Monday, April 20, 2020

4 Tips for Guiding Your Teen through Difficult Behavior

There is no escaping the fact that the teenage years can prove especially trying for both the teenager themselves as well as their parents. From peer pressure and experimenting with drugs and alcohol to mental health issues such as depression and anxiety, there are likely to be several challenges along the way. The question is, how do you, as a parent, effectively guide your teen through this challenging behavior so that they come out relatively unscathed on the other side? Here are a few tips.

Keep lines of communication open

Your teen will likely start becoming more secretive about their personal lives, the older that they get. Do not pry or try to force them to open up to you. Instead, let them know that your ‘door’ is always open and that you are happy to listen without judgment if ever they need to talk.

Try not to take their behavior personally

The chances are slim that their behavior is the way it is simply to upset you. So, try your best not to take it personally. If you do, you are almost certain to respond in anger, which will only push your teen further away.

Seek help when necessary

It is essential to seek out professional assistance if ever you worry that something is not quite right with your teen. This may mean that you suspect that they are addicted to drugs or alcohol, or that they are suffering from an eating disorder or anxiety and depression. Regardless of the problem at play, the point is that neither you nor your teen will be adequately equipped to ensure a swift and full recovery. The good news is that there are several drug treatment centers for teens in the USA. Ignite Treatment Centers are an excellent example to consider.

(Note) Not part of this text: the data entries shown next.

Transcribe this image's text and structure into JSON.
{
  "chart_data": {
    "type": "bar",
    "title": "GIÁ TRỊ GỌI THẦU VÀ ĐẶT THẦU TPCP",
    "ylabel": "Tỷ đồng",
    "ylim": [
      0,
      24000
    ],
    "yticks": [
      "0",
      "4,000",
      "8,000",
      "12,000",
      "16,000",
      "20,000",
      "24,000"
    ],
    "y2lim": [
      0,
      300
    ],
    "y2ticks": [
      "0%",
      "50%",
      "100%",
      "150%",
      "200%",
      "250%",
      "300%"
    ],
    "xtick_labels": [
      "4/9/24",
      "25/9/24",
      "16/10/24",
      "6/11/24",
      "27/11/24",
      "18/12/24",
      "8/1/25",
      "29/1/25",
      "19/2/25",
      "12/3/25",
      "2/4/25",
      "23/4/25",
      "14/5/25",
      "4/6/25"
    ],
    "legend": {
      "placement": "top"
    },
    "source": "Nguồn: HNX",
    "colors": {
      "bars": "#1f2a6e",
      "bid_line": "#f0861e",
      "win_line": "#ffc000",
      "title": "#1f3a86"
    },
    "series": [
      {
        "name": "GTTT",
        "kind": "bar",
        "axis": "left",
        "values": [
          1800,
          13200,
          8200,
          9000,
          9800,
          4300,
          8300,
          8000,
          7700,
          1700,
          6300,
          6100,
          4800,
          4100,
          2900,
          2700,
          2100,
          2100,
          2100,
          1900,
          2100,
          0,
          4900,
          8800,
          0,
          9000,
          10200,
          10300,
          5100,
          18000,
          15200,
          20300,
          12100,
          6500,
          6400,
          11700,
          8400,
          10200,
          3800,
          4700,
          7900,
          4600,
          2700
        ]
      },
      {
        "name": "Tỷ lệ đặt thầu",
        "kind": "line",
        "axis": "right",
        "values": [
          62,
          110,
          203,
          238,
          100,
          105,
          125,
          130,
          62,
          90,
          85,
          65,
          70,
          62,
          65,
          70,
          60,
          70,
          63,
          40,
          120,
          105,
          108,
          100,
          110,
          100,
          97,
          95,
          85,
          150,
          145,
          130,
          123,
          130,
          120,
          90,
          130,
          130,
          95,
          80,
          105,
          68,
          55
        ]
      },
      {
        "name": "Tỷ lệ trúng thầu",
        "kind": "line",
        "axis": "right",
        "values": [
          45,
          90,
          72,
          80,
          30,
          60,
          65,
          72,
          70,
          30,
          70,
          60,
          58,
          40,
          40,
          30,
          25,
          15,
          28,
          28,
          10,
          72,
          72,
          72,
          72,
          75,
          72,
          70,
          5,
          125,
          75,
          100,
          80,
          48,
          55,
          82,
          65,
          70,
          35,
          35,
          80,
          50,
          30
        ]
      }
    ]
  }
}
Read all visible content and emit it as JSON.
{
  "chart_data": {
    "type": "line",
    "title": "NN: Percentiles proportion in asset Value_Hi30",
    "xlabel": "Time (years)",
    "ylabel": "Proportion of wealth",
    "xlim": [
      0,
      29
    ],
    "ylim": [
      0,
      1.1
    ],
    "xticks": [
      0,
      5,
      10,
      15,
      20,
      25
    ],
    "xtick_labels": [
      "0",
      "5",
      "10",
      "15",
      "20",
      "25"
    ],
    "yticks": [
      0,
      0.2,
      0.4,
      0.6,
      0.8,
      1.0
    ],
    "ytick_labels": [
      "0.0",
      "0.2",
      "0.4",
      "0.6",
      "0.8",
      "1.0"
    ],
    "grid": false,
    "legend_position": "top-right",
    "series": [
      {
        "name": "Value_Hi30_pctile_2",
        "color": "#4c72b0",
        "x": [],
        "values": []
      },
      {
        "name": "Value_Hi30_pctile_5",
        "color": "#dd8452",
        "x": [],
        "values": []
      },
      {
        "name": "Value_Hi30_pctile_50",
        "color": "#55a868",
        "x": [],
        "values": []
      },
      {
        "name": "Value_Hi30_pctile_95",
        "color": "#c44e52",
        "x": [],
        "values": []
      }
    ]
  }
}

Avoid being too restrictive

Almost every teenager will rebel against authority at some point or another. In most cases, this rebellion takes place simply because they want to prove their independence and go against the rules. This is why being too restrictive on their behaviors and lifestyles can have the opposite effect than you intend. By forbidding them from going out with their friends, there is a higher chance that they will sneak out of the house to do so anyway. By banning them from touching alcohol, they are more likely to engage in excessive underage drinking behind your back.

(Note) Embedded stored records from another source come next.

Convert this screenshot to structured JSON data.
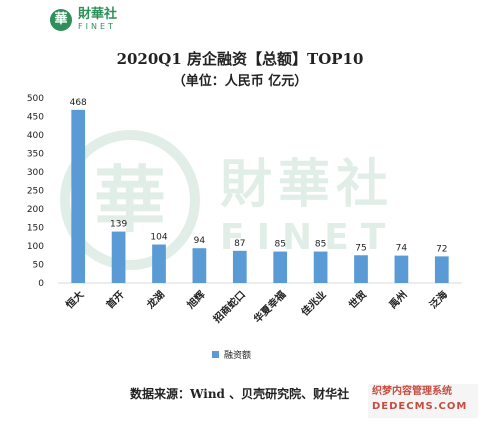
{
  "brand": {
    "badge": "華",
    "name_cn": "財華社",
    "name_en": "FINET"
  },
  "watermark": {
    "badge": "華",
    "name_cn": "財華社",
    "name_en": "FINET"
  },
  "chart_data": {
    "type": "bar",
    "title": "2020Q1 房企融资【总额】TOP10",
    "subtitle": "（单位：人民币 亿元）",
    "categories": [
      "恒大",
      "首开",
      "龙湖",
      "旭辉",
      "招商蛇口",
      "华夏幸福",
      "佳兆业",
      "世贸",
      "禹州",
      "泛海"
    ],
    "series": [
      {
        "name": "融资额",
        "values": [
          468,
          139,
          104,
          94,
          87,
          85,
          85,
          75,
          74,
          72
        ],
        "color": "#5b9bd5"
      }
    ],
    "ylim": [
      0,
      500
    ],
    "yticks": [
      0,
      50,
      100,
      150,
      200,
      250,
      300,
      350,
      400,
      450,
      500
    ],
    "grid": false,
    "legend": "bottom"
  },
  "source_text": "数据来源：Wind 、贝壳研究院、财华社",
  "overlay_stamp": {
    "line1": "织梦内容管理系统",
    "line2": "DEDECMS.COM"
  }
}
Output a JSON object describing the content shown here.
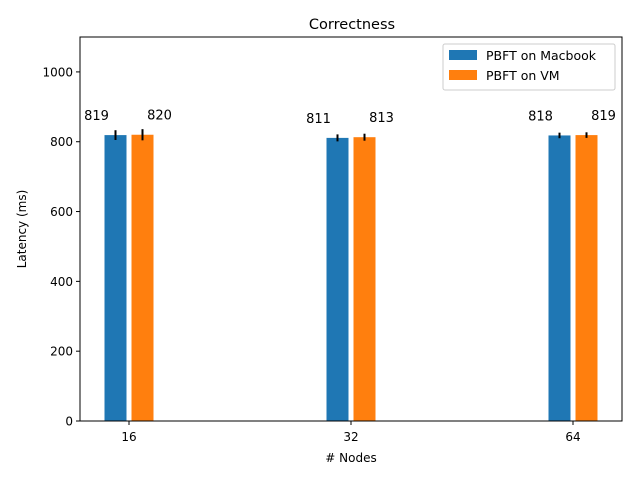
{
  "chart_data": {
    "type": "bar",
    "title": "Correctness",
    "xlabel": "# Nodes",
    "ylabel": "Latency (ms)",
    "categories": [
      "16",
      "32",
      "64"
    ],
    "ylim": [
      0,
      1100
    ],
    "yticks": [
      0,
      200,
      400,
      600,
      800,
      1000
    ],
    "grid": false,
    "legend_position": "top-right",
    "series": [
      {
        "name": "PBFT on Macbook",
        "color": "#1f77b4",
        "values": [
          819,
          811,
          818
        ],
        "errors": [
          14,
          10,
          8
        ],
        "labels": [
          "819",
          "811",
          "818"
        ]
      },
      {
        "name": "PBFT on VM",
        "color": "#ff7f0e",
        "values": [
          820,
          813,
          819
        ],
        "errors": [
          16,
          10,
          8
        ],
        "labels": [
          "820",
          "813",
          "819"
        ]
      }
    ]
  }
}
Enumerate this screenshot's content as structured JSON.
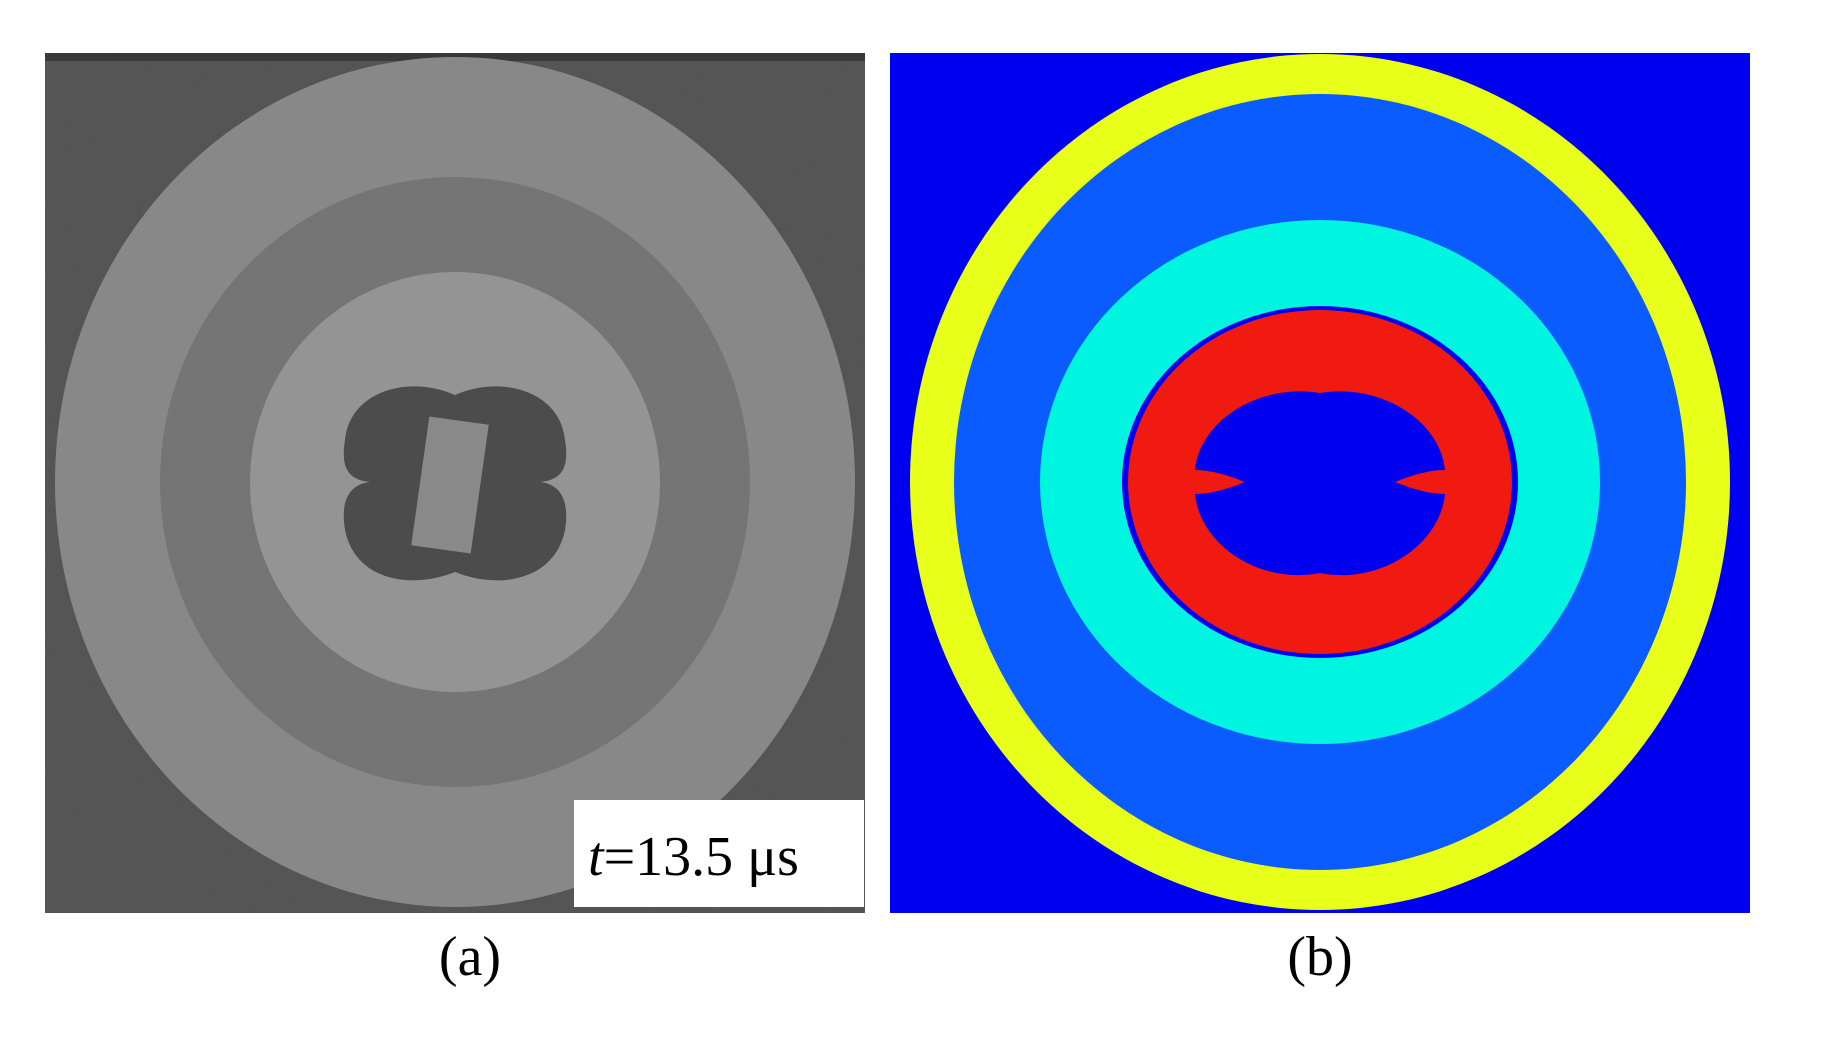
{
  "panels": [
    {
      "label": "(a)",
      "annotation": {
        "variable": "t",
        "text": "=13.5 μs"
      }
    },
    {
      "label": "(b)"
    }
  ]
}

Instead of telling them what not to do, focus your attention on giving them guidance to behave decently. For instance, do not tell them not to go near drugs. Tell them that a clean and sober mind is key to excelling in school and making smart decisions. Instead of telling them that they cannot go out, tell them that you have great trust in them and that you know they will be home by their curfew.

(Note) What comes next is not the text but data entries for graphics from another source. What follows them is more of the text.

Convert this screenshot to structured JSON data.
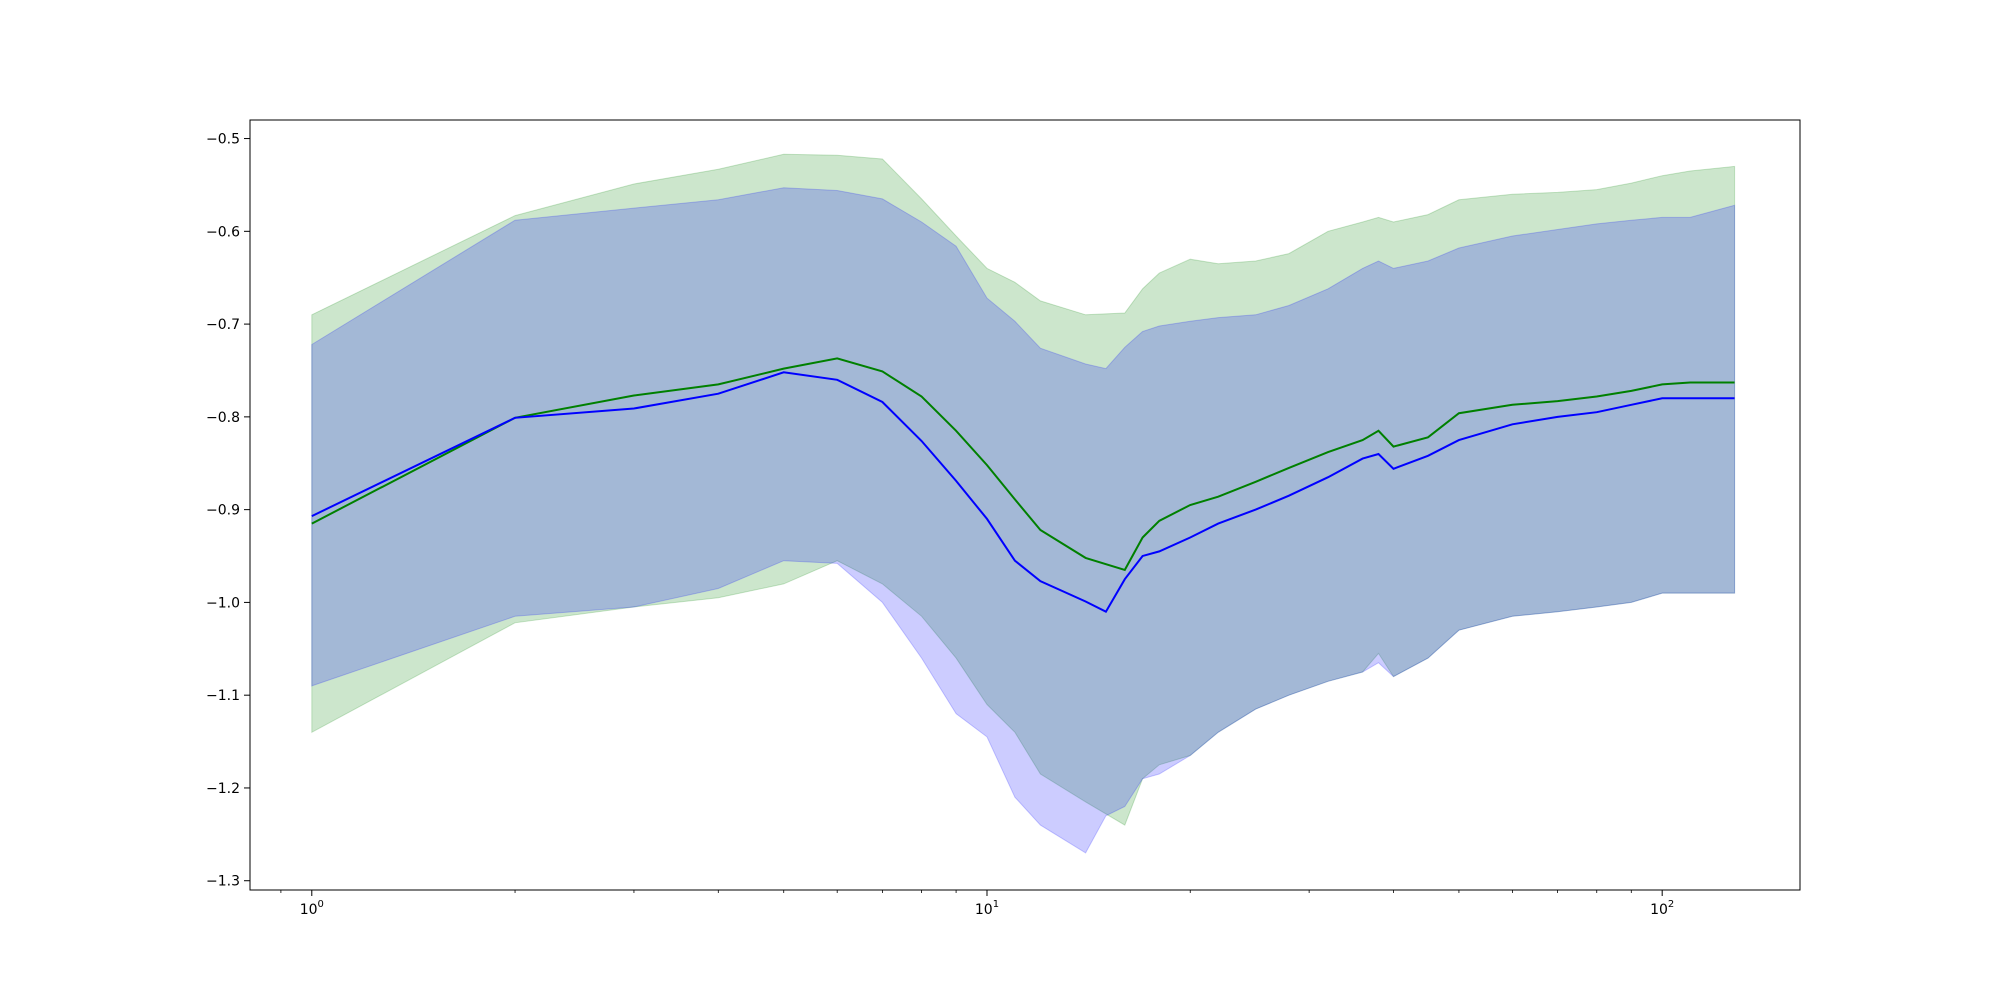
{
  "chart_data": {
    "type": "line",
    "title": "",
    "xlabel": "",
    "ylabel": "",
    "xscale": "log",
    "xlim": [
      0.81,
      160
    ],
    "ylim": [
      -1.31,
      -0.48
    ],
    "grid": false,
    "legend": "none",
    "y_ticks": [
      -0.5,
      -0.6,
      -0.7,
      -0.8,
      -0.9,
      -1.0,
      -1.1,
      -1.2,
      -1.3
    ],
    "y_tick_labels": [
      "−0.5",
      "−0.6",
      "−0.7",
      "−0.8",
      "−0.9",
      "−1.0",
      "−1.1",
      "−1.2",
      "−1.3"
    ],
    "x_ticks": [
      {
        "value": 1,
        "base": "10",
        "exp": "0"
      },
      {
        "value": 10,
        "base": "10",
        "exp": "1"
      },
      {
        "value": 100,
        "base": "10",
        "exp": "2"
      }
    ],
    "series": [
      {
        "color": "#008000",
        "band_color": "#008000",
        "x": [
          1,
          2,
          3,
          4,
          5,
          6,
          7,
          8,
          9,
          10,
          11,
          12,
          14,
          16,
          17,
          18,
          20,
          22,
          25,
          28,
          32,
          36,
          38,
          40,
          45,
          50,
          60,
          70,
          80,
          90,
          100,
          110,
          128
        ],
        "y": [
          -0.915,
          -0.801,
          -0.777,
          -0.765,
          -0.748,
          -0.737,
          -0.751,
          -0.778,
          -0.815,
          -0.852,
          -0.889,
          -0.922,
          -0.952,
          -0.965,
          -0.93,
          -0.912,
          -0.895,
          -0.886,
          -0.87,
          -0.855,
          -0.838,
          -0.825,
          -0.815,
          -0.832,
          -0.822,
          -0.796,
          -0.787,
          -0.783,
          -0.778,
          -0.772,
          -0.765,
          -0.763,
          -0.763
        ],
        "upper": [
          -0.69,
          -0.583,
          -0.549,
          -0.533,
          -0.517,
          -0.518,
          -0.522,
          -0.565,
          -0.605,
          -0.64,
          -0.655,
          -0.675,
          -0.69,
          -0.688,
          -0.662,
          -0.645,
          -0.63,
          -0.635,
          -0.632,
          -0.624,
          -0.6,
          -0.59,
          -0.585,
          -0.59,
          -0.582,
          -0.566,
          -0.56,
          -0.558,
          -0.555,
          -0.548,
          -0.54,
          -0.535,
          -0.53
        ],
        "lower": [
          -1.14,
          -1.022,
          -1.005,
          -0.995,
          -0.98,
          -0.955,
          -0.98,
          -1.015,
          -1.06,
          -1.11,
          -1.14,
          -1.185,
          -1.215,
          -1.24,
          -1.19,
          -1.175,
          -1.165,
          -1.14,
          -1.115,
          -1.1,
          -1.085,
          -1.075,
          -1.055,
          -1.08,
          -1.06,
          -1.03,
          -1.015,
          -1.01,
          -1.005,
          -1.0,
          -0.99,
          -0.99,
          -0.99
        ]
      },
      {
        "color": "#0000ff",
        "band_color": "#0000ff",
        "x": [
          1,
          2,
          3,
          4,
          5,
          6,
          7,
          8,
          9,
          10,
          11,
          12,
          14,
          15,
          16,
          17,
          18,
          20,
          22,
          25,
          28,
          32,
          36,
          38,
          40,
          45,
          50,
          60,
          70,
          80,
          90,
          100,
          110,
          128
        ],
        "y": [
          -0.907,
          -0.801,
          -0.791,
          -0.775,
          -0.752,
          -0.76,
          -0.784,
          -0.826,
          -0.869,
          -0.91,
          -0.955,
          -0.977,
          -0.999,
          -1.01,
          -0.975,
          -0.95,
          -0.945,
          -0.93,
          -0.915,
          -0.9,
          -0.885,
          -0.865,
          -0.845,
          -0.84,
          -0.856,
          -0.842,
          -0.825,
          -0.808,
          -0.8,
          -0.795,
          -0.787,
          -0.78,
          -0.78,
          -0.78
        ],
        "upper": [
          -0.722,
          -0.588,
          -0.575,
          -0.566,
          -0.553,
          -0.556,
          -0.565,
          -0.59,
          -0.616,
          -0.672,
          -0.697,
          -0.726,
          -0.743,
          -0.748,
          -0.725,
          -0.708,
          -0.702,
          -0.697,
          -0.693,
          -0.69,
          -0.68,
          -0.662,
          -0.64,
          -0.632,
          -0.64,
          -0.632,
          -0.618,
          -0.605,
          -0.598,
          -0.592,
          -0.588,
          -0.585,
          -0.585,
          -0.572
        ],
        "lower": [
          -1.09,
          -1.015,
          -1.005,
          -0.985,
          -0.955,
          -0.958,
          -1.0,
          -1.06,
          -1.12,
          -1.145,
          -1.21,
          -1.24,
          -1.27,
          -1.23,
          -1.22,
          -1.19,
          -1.185,
          -1.165,
          -1.14,
          -1.115,
          -1.1,
          -1.085,
          -1.075,
          -1.065,
          -1.08,
          -1.06,
          -1.03,
          -1.015,
          -1.01,
          -1.005,
          -1.0,
          -0.99,
          -0.99,
          -0.99
        ]
      }
    ]
  }
}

You will be amazed at the difference that this particular approach to controlling your teen has on both your lives.

Implement these tips, and you are sure to have a much easier time in terms of helping your teen to navigate their way through these difficult years. Best of luck.


Liz Mays said...

About being's sort of a pick your battles game, isn't it?

An Apel a Day said...

@Liz yes it is a pick your battles thing. Thankfully my boys are ok with being at home. I know they look annoyed in the photo, but that's because I gave them tasks to do.

Theresa Mahoney said...

I am so thankful that both of my girls were (are) super easy to raise. When I had Leah though, omg. Every day was a pick your battles kind of day. Nothing could get through to that child, even extensive medications and therapy. Not that she's a horrible kid, she's just a sociopath and that is something I was not equipped to deal with.